Google’s Bold Move: Combining Gemini and Veo AI Models

In a recent chat on the podcast Possible, hosted by LinkedIn co-founder Reid Hoffman, DeepMind’s CEO Demis Hassabis shared some exciting news. Google is planning to bring together its Gemini AI models with the Veo video-generating models. The big idea here? To boost the AI’s understanding of the physical world around us.

Hassabis mentioned, “We’ve always built Gemini, our foundation model, to be multimodal from the beginning,” which means they’ve been aiming for a digital assistant that can really help out in everyday situations.

The AI world is buzzing with a trend toward ‘omni’ models—platforms that can handle all sorts of media. Google’s latest version of Gemini is already skilled at creating audio, images, and text.
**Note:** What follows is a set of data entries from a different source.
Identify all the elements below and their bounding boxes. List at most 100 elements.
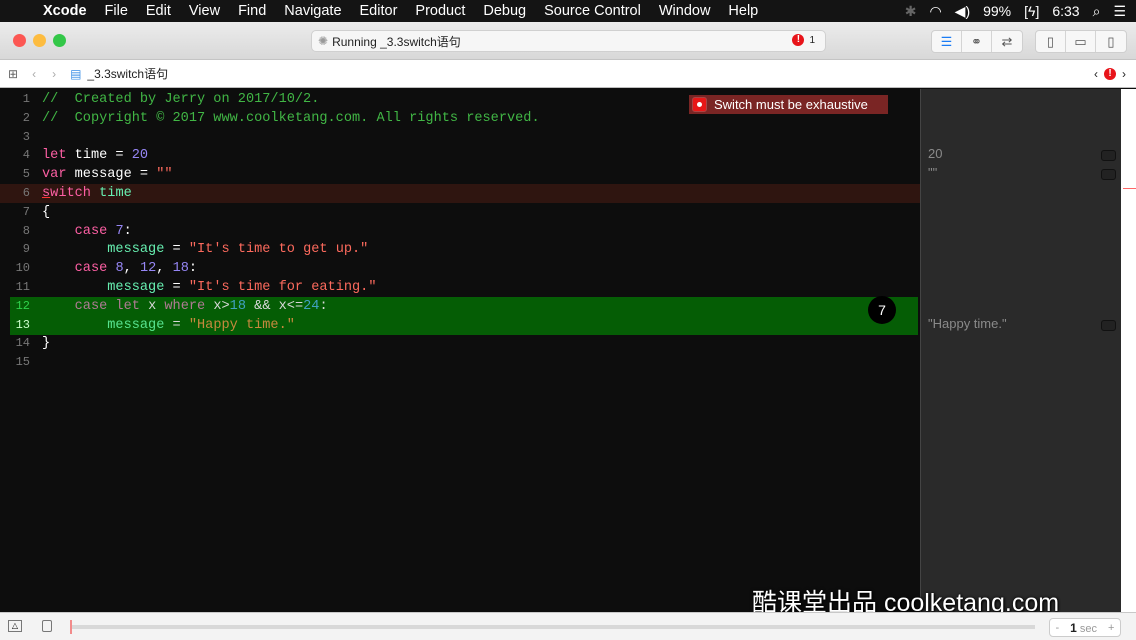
menu-navigate[interactable]: Navigate bbox=[275, 3, 350, 19]
source-editor[interactable]: 1 // Created by Jerry on 2017/10/2. 2 // Co… bbox=[0, 89, 920, 612]
code-line[interactable]: 8 case 7: bbox=[0, 222, 920, 241]
line-number: 2 bbox=[22, 110, 30, 125]
code-line[interactable]: 11 message = "It's time for eating." bbox=[0, 278, 920, 297]
minimize-window-button[interactable] bbox=[33, 34, 46, 47]
code-line[interactable]: 9 message = "It's time to get up." bbox=[0, 240, 920, 259]
code-line[interactable]: 10 case 8, 12, 18: bbox=[0, 259, 920, 278]
code-token: // Copyright © 2017 www.coolketang.com. … bbox=[42, 110, 540, 126]
error-count: 1 bbox=[809, 34, 815, 46]
error-icon: ! bbox=[792, 34, 805, 46]
menu-view[interactable]: View bbox=[180, 3, 229, 19]
zoom-window-button[interactable] bbox=[53, 34, 66, 47]
code-token: = bbox=[164, 242, 189, 258]
code-token: } bbox=[42, 336, 51, 352]
next-issue-icon[interactable]: › bbox=[1122, 67, 1126, 81]
menu-debug[interactable]: Debug bbox=[474, 3, 535, 19]
code-line[interactable]: 13 message = "Happy time." bbox=[10, 315, 918, 335]
code-token: x bbox=[139, 298, 165, 314]
code-token: { bbox=[42, 204, 51, 220]
related-items-icon[interactable]: ⊞ bbox=[8, 67, 18, 81]
menu-window[interactable]: Window bbox=[650, 3, 720, 19]
quick-look-button[interactable] bbox=[1101, 320, 1116, 331]
menu-help[interactable]: Help bbox=[719, 3, 767, 19]
volume-icon[interactable]: ◀) bbox=[955, 3, 970, 20]
menu-source-control[interactable]: Source Control bbox=[535, 3, 650, 19]
code-token: "It's time for eating." bbox=[188, 280, 377, 295]
line-number: 14 bbox=[15, 336, 30, 351]
bluetooth-icon[interactable]: ✱ bbox=[905, 3, 917, 20]
code-token: // Created by Jerry on 2017/10/2. bbox=[42, 92, 320, 107]
notification-center-icon[interactable]: ☰ bbox=[1113, 3, 1126, 20]
code-text: // Copyright © 2017 www.coolketang.com. … bbox=[42, 109, 540, 128]
code-line[interactable]: 3 bbox=[0, 128, 920, 147]
code-text: message = "It's time for eating." bbox=[42, 278, 376, 297]
code-text: // Created by Jerry on 2017/10/2. bbox=[42, 90, 319, 109]
editor-mode-control: ☰ ⚭ ⇄ bbox=[931, 30, 1023, 53]
version-editor-icon[interactable]: ⇄ bbox=[992, 31, 1022, 52]
code-token: : bbox=[188, 261, 198, 277]
code-line[interactable]: 7{ bbox=[0, 203, 920, 222]
menu-product[interactable]: Product bbox=[406, 3, 474, 19]
code-line[interactable]: 12 case let x where x>18 && x<=24: bbox=[10, 296, 918, 316]
hide-debug-area-icon[interactable]: △ bbox=[8, 620, 22, 632]
error-message-bubble[interactable]: Switch must be exhaustive bbox=[689, 95, 888, 114]
previous-issue-icon[interactable]: ‹ bbox=[1094, 67, 1098, 81]
breadcrumb-file[interactable]: _3.3switch语句 bbox=[87, 65, 168, 82]
code-text: { bbox=[42, 203, 50, 222]
code-line[interactable]: 6 switch time bbox=[0, 184, 920, 203]
code-token: case bbox=[42, 261, 108, 277]
code-line[interactable]: 5 var message = "" bbox=[0, 165, 920, 184]
back-icon[interactable]: ‹ bbox=[32, 67, 36, 81]
menu-bar: Xcode File Edit View Find Navigate Edito… bbox=[0, 0, 1136, 22]
wifi-icon[interactable]: ◠ bbox=[929, 3, 941, 20]
standard-editor-icon[interactable]: ☰ bbox=[932, 31, 962, 52]
code-text: case let x where x>18 && x<=24: bbox=[42, 297, 328, 316]
navigator-toggle-icon[interactable]: ▯ bbox=[1036, 31, 1066, 52]
quick-look-button[interactable] bbox=[1101, 150, 1116, 161]
debug-area-toggle-icon[interactable]: ▭ bbox=[1066, 31, 1096, 52]
line-number: 6 bbox=[22, 186, 30, 200]
line-number: 12 bbox=[15, 298, 30, 313]
line-number: 11 bbox=[15, 280, 30, 294]
battery-icon[interactable]: [ϟ] bbox=[1024, 3, 1039, 19]
code-token: = bbox=[164, 317, 189, 333]
increment-button[interactable]: + bbox=[1108, 622, 1114, 634]
code-token: 24 bbox=[303, 298, 320, 314]
assistant-editor-icon[interactable]: ⚭ bbox=[962, 31, 992, 52]
menu-app[interactable]: Xcode bbox=[34, 3, 96, 19]
menu-find[interactable]: Find bbox=[229, 3, 275, 19]
decrement-button[interactable]: - bbox=[1056, 622, 1060, 634]
timeline-duration-stepper[interactable]: - 1 sec + bbox=[1049, 618, 1121, 637]
code-token: message bbox=[42, 280, 165, 295]
timeline-slider[interactable] bbox=[70, 620, 1035, 634]
code-token: var bbox=[42, 167, 67, 183]
jump-bar: ⊞ ‹ › ▤ _3.3switch语句 ‹ ! › bbox=[0, 60, 1136, 88]
spotlight-search-icon[interactable]: ⌕ bbox=[1093, 3, 1101, 20]
menu-editor[interactable]: Editor bbox=[351, 3, 407, 19]
issue-icon[interactable]: ! bbox=[1104, 67, 1116, 80]
code-token: = bbox=[164, 280, 189, 295]
forward-icon[interactable]: › bbox=[52, 67, 56, 81]
scroll-gutter[interactable] bbox=[1121, 89, 1136, 612]
code-line[interactable]: 4 let time = 20 bbox=[0, 146, 920, 165]
error-indicator[interactable]: ! 1 bbox=[792, 34, 815, 46]
clock[interactable]: 6:33 bbox=[1052, 3, 1079, 19]
timeline-position[interactable] bbox=[70, 620, 72, 634]
utilities-toggle-icon[interactable]: ▯ bbox=[1096, 31, 1126, 52]
menu-file[interactable]: File bbox=[96, 3, 137, 19]
code-line[interactable]: 15 bbox=[0, 353, 920, 372]
code-token: : bbox=[123, 223, 132, 239]
code-text: message = "Happy time." bbox=[42, 316, 295, 335]
code-token: "Happy time." bbox=[188, 317, 295, 333]
menu-edit[interactable]: Edit bbox=[137, 3, 180, 19]
code-token: time bbox=[99, 186, 132, 201]
window-toolbar: ✺ Running _3.3switch语句 ! 1 ☰ ⚭ ⇄ ▯ ▭ ▯ bbox=[0, 22, 1136, 60]
line-number: 8 bbox=[22, 223, 30, 238]
code-token: case bbox=[42, 223, 108, 239]
quick-look-button[interactable] bbox=[1101, 169, 1116, 180]
code-line[interactable]: 14} bbox=[0, 334, 920, 353]
code-token: 12 bbox=[139, 261, 157, 277]
run-stop-icon[interactable] bbox=[42, 620, 52, 632]
close-window-button[interactable] bbox=[13, 34, 26, 47]
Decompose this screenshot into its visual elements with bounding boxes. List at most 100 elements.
Meanwhile, OpenAI’s ChatGPT is making waves with its ability to craft images, even in unique styles like Studio Ghibli. Amazon’s also gearing up to launch an ‘any-to-any’ model later this year.

Creating these all-encompassing models is no small feat. It requires a mountain of training data, from images and videos to audio and text. Hassabis pointed out that Veo’s video training data mainly comes from YouTube, which is a Google subsidiary. “Basically, by watching YouTube videos—a lot of YouTube videos—[Veo 2] can figure out, you know, the physics of the world,” he said.

Google has previously told TechCrunch that its models could be trained on certain YouTube content, following agreements with YouTube creators. In line with this, Google expanded its terms of service last year, partly to tap into more data for AI training.

It’s fascinating to see how these developments might shape the future of AI, and it’s clear Google is at the forefront of this transformation.